Could you share a quick preview of what you will be discussing at our upcoming Ikeda Forum, “The Practice of Dignity”?
Sure, and I’ll use some history in the presentation, and it will relate to Dr. Ikeda’s approach, which I will mention. But I was deeply impressed by a statement, now maybe a decade ago, by Zbigniew Brzezinski, the former Secretary of State, that probably the people of the world seek dignity more than they seek freedom. And I think Americans, and probably Westerners more generally, have a difficult time appreciating, among other things, the legacy of imperialism — the extent to which people in many regions continue to worry that the West is dismissive of their values and that the West assumes a level of superiority that is challenging, annoying, and unacceptable. I think more attention to dignity needs and understanding where different societies are coming from in their quest for dignity is something that we really need to add to our policy arsenal to a greater extent than we have so far.
Well said. Is there anything else that occurred to you during our talk that you didn’t get a chance to address?
I very much appreciate the opportunity to talk with you. I guess the only thing I would add, as an historian, is that when we are trying to talk about the role of historical thinking in peace efforts, we’re trying to juggle two interesting elements. On the one hand we are hoping we can encourage conditions where people can go beyond the historical experience that we’ve had so far; we want something better than humankind has obtained thus far. On the other hand, we can use aspects of history. If we look at history from the standpoint of what kinds of commitments and conditions have promoted peace for long periods of time in a number of key regions in the world, we can learn some things from the past that will help our effort to transcend our history and establish a more peaceful approach.

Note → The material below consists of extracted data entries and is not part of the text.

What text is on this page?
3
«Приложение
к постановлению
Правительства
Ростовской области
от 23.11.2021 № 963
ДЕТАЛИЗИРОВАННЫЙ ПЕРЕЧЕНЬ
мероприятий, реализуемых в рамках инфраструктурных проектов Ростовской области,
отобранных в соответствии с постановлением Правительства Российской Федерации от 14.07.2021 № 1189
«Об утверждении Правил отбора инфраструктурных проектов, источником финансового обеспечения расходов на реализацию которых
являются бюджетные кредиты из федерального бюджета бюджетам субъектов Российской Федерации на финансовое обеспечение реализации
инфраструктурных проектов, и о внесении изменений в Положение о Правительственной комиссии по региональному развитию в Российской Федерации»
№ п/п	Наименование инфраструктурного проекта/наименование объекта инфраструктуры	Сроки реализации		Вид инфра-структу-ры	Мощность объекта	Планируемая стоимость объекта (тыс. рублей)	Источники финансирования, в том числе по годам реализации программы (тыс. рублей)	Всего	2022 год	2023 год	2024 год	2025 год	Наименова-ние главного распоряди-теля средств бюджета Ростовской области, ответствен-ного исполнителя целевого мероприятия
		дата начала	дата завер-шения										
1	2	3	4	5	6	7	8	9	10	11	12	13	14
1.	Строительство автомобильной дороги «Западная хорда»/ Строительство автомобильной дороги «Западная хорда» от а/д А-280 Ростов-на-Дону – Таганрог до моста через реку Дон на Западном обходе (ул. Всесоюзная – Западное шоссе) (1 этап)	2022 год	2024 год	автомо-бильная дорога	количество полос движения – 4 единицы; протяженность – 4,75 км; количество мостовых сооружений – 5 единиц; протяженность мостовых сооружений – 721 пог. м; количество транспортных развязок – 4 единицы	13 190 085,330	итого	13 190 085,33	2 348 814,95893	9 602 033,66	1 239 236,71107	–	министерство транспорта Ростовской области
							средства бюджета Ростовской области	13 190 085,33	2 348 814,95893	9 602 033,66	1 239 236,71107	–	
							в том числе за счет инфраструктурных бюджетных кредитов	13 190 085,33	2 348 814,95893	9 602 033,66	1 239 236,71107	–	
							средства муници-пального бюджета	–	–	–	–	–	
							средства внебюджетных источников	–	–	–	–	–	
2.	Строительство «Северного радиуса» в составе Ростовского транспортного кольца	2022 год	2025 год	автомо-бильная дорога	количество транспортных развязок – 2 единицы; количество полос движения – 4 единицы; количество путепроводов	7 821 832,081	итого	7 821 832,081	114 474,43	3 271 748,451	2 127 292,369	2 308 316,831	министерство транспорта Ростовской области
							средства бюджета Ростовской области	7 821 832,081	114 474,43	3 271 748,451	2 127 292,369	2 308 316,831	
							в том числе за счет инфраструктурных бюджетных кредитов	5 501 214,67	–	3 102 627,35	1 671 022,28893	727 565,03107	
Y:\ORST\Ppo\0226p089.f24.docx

* The source of this statement is unclear, but this version of the quote is often attributed to poet Adrienne Rich: “War is an absolute failure of imagination, scientific and political. That a war can be represented as helping a people to 'feel good' about themselves, or their country, is a measure of that failure.”
** In his 1996 address at Teachers College, Columbia University, Ikeda outlined the three core qualities of a global citizen: 1) the wisdom to perceive the interconnectedness of all life and living; 2) the courage not to fear or deny difference, but to respect and strive to understand people of different cultures, and to grow from encounters with them; 3) the compassion to maintain an imaginative empathy that reaches beyond one’s immediate surroundings and extends to those suffering in distant places.
*** On September 20, 2015, just a few days after this interview, US Secretary of State John Kerry announced that the US will take in 100,000 refugees over the next three years.